+1  A: 

I'm not familiar with the Java regex classes, but this is my C# interpretation of what I think your code does:

private const string tempUserBlock = "%%%COMPRESS~USER{0}~{1}%%%"; 
string html = "some html"; 
int p = 0; 
var userBlock = new List<string>(); 

MatchCollection matcher = preservePattern.Matches(html); 
StringBuilder sb = new StringBuilder(); 
int last = 0;
foreach (Match m in matcher)
{
    string match = m.Groups[0].Value; 
    if(match.Trim().Length > 0) { 
        userBlock.Add(match); 
        sb.Append(html.Substring(last, m.Index - last));
        sb.Append(m.Result(string.Format(tempUserBlock, p, index++)));
    }
    last = m.Index + m.Length;
}
sb.Append(html.Substring(last);
html = sb.ToString(); 
Gabe
awesome, that is almost exactly what I came up with! You put the m.Index + m.Length in the correct place. Thanks. I'll let you know how it performs in a bit.
David Murdoch
Works perfectly. Thanks!
David Murdoch
+1  A: 

There's no need to reproduce Java's appendReplacement/appendTail functionality; .NET has something better: MatchEvaluator.

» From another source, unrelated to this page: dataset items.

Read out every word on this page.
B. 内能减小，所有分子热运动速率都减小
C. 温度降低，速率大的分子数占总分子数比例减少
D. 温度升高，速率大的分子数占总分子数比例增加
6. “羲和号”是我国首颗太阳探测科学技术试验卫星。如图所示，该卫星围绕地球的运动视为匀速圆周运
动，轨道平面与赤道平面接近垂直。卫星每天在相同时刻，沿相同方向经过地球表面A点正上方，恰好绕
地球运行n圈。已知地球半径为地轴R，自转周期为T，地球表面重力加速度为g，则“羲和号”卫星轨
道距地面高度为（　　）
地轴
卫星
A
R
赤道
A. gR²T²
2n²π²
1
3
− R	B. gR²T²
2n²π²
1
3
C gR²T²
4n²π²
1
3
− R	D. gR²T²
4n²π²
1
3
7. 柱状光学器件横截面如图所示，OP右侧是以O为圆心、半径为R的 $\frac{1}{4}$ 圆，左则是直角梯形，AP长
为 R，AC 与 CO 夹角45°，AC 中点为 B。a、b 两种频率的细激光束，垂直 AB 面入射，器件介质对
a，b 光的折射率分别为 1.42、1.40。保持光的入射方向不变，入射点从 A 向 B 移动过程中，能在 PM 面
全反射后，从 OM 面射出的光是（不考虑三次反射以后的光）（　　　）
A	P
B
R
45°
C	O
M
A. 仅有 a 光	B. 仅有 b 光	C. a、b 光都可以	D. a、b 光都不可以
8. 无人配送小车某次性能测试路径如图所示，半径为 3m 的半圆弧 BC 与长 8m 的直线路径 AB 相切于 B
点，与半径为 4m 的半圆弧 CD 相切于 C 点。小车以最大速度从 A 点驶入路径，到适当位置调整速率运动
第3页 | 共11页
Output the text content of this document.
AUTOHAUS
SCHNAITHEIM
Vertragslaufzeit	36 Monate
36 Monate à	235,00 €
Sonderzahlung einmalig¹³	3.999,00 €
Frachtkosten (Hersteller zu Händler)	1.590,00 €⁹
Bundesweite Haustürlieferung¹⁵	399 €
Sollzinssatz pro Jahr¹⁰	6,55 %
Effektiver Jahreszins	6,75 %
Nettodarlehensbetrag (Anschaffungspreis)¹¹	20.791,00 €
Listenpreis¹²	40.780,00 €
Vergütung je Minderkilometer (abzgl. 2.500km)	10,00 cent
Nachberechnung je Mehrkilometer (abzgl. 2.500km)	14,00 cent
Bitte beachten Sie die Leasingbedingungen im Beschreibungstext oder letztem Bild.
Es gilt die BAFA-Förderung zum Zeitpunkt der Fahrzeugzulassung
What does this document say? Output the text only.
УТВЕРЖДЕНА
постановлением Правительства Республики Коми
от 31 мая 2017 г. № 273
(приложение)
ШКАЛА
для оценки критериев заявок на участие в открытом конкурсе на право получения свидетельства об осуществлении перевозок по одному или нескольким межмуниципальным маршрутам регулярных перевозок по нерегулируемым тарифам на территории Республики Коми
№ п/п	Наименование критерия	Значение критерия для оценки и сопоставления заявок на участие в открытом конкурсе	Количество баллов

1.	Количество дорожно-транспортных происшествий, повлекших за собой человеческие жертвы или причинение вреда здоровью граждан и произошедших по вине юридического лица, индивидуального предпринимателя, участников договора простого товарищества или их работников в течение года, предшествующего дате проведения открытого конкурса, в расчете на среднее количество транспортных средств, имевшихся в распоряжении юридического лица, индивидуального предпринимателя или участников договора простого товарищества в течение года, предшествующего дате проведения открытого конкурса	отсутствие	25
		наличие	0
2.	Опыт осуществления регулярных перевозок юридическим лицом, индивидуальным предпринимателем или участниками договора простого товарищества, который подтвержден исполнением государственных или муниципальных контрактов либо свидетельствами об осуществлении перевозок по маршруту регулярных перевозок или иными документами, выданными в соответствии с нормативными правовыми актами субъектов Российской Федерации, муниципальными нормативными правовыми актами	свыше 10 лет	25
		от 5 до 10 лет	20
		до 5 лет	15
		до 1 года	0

Check it out:

string holder = "Element {0} = {1}";
string s0 = "111 222 XYZ";
ArrayList arr = new ArrayList();

string s1 = Regex.Replace(s0, @"\d+",
  m => string.Format(holder, arr.Add(m.Value), m.Value)
);

Console.WriteLine(s1);
foreach (string s in arr)
{
  Console.WriteLine(s);
}

output:

Element 0 = 111 Element 1 = 222 XYZ
111
222

There are several ways to implement the MatchEvaluator, all thoroughly discussed in this article. This one (lambda expressions) is by far the coolest.

Alan Moore
I'll check it out in the morning. +1 for programming based on "coolness."
David Murdoch
Excellent. This worked very well. Thank you.